The rules seek to govern “Virtual Currency Business Activity,” a newly-minted term that supposedly captures the right kinds of commercial activity related to virtual currency so that the DFS can “strike an appropriate balance that helps protect consumers and root out illegal activity – without stifling beneficial innovation.” But, as they are written, the proposed rules are wide in scope and heavy on compliance. It appears that the proposed rules would apply to a class of people and entities which is much broader than that which is covered by FinCEN’s 2013 Virtual Currency Guidance and FinCEN’s February 2014 Letter Rulings. For example, the proposed rules would apply to “anyone securing, storing, holding, or maintaining custody or control of Virtual Currency on behalf of others,” sweeping in wallet service providers, or providers of any service which holds at least one of the needed “private keys” to execute Bitcoin transactions. Such service providers are not necessarily within the reach of FinCEN’s Guidance. The rules also cover the retail conversion of currency, including fiat-to-digital and digital-to-digital conversions.

Those within the reach of the proposed rules would need to take a number of steps to become and remain licensed by the NYDFS. These include traditional requirements such as financial disclosures, background checks, and an explanation of the regulated payment flows; but the proposed rules also demand more, including extensive disclosures about applicant business plans, corporate structures, and future strategies.

Once licensed, virtual currency businesses will be subject to an expanded set of operational and reporting requirements. These requirements include:

  • Maintaining 10 years’ worth of transaction data, which must include personal identifying information of both parties to each transaction;
  • Storing all “communications and documentation related to investigations of customer complaints and transaction error resolution….”;
  • Quarterly reporting not only of certain financial and transaction data often required of money services businesses, but also of “financial projections and strategic business plans”;
  • Submitting to regular examinations by the DFS;
  • Maintaining a “Cyber Security Program” that addresses, among other things, incident responsiveness, customer privacy, business continuity, and information governance; and
  • A unique, state-specific, suspicious activity reporting obligation where “each Licensee that is not required to file SARs [with FinCEN] … shall file with the superintendent…reports of transactions that indicate a possible violation of law or regulation….”

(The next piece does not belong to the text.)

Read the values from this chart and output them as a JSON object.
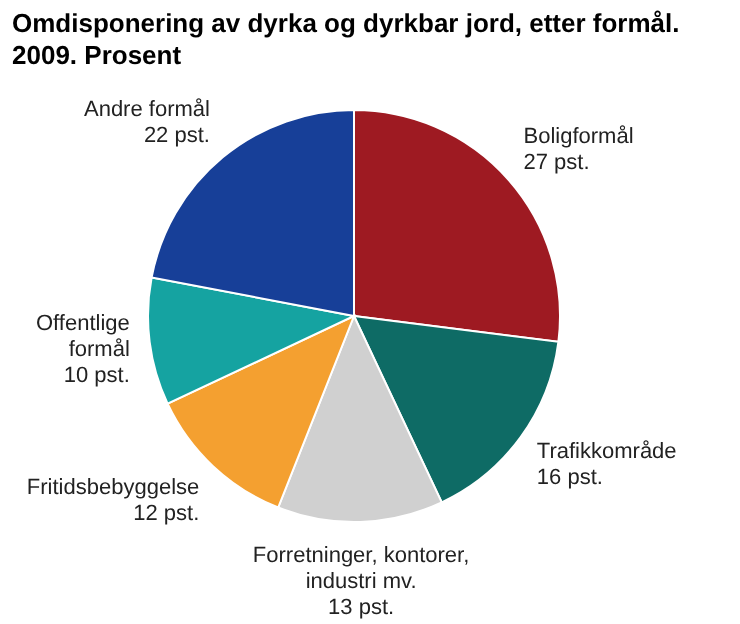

Not only do the proposed rules unambiguously impose AML compliance obligations and other security-related requirements that are broader than even those required by the Bank Secrecy Act, but their requirement to report strategic business plans and other sensitive information could pose particular challenges in an industry in which innovation is premium. The new state-specific suspicious activity report, if adopted by many other states that decide to follow New York’s lead, could become a burden on virtual currency companies, especially if the reporting requirements are not coordinated or uniform between separate states. Similarly, it is not clear whether some types of businesses could comply with the proposed rules, even if they tried. For example, collecting physical address information on all of the parties of every kind of virtual currency transaction may not be practical or even technologically feasible.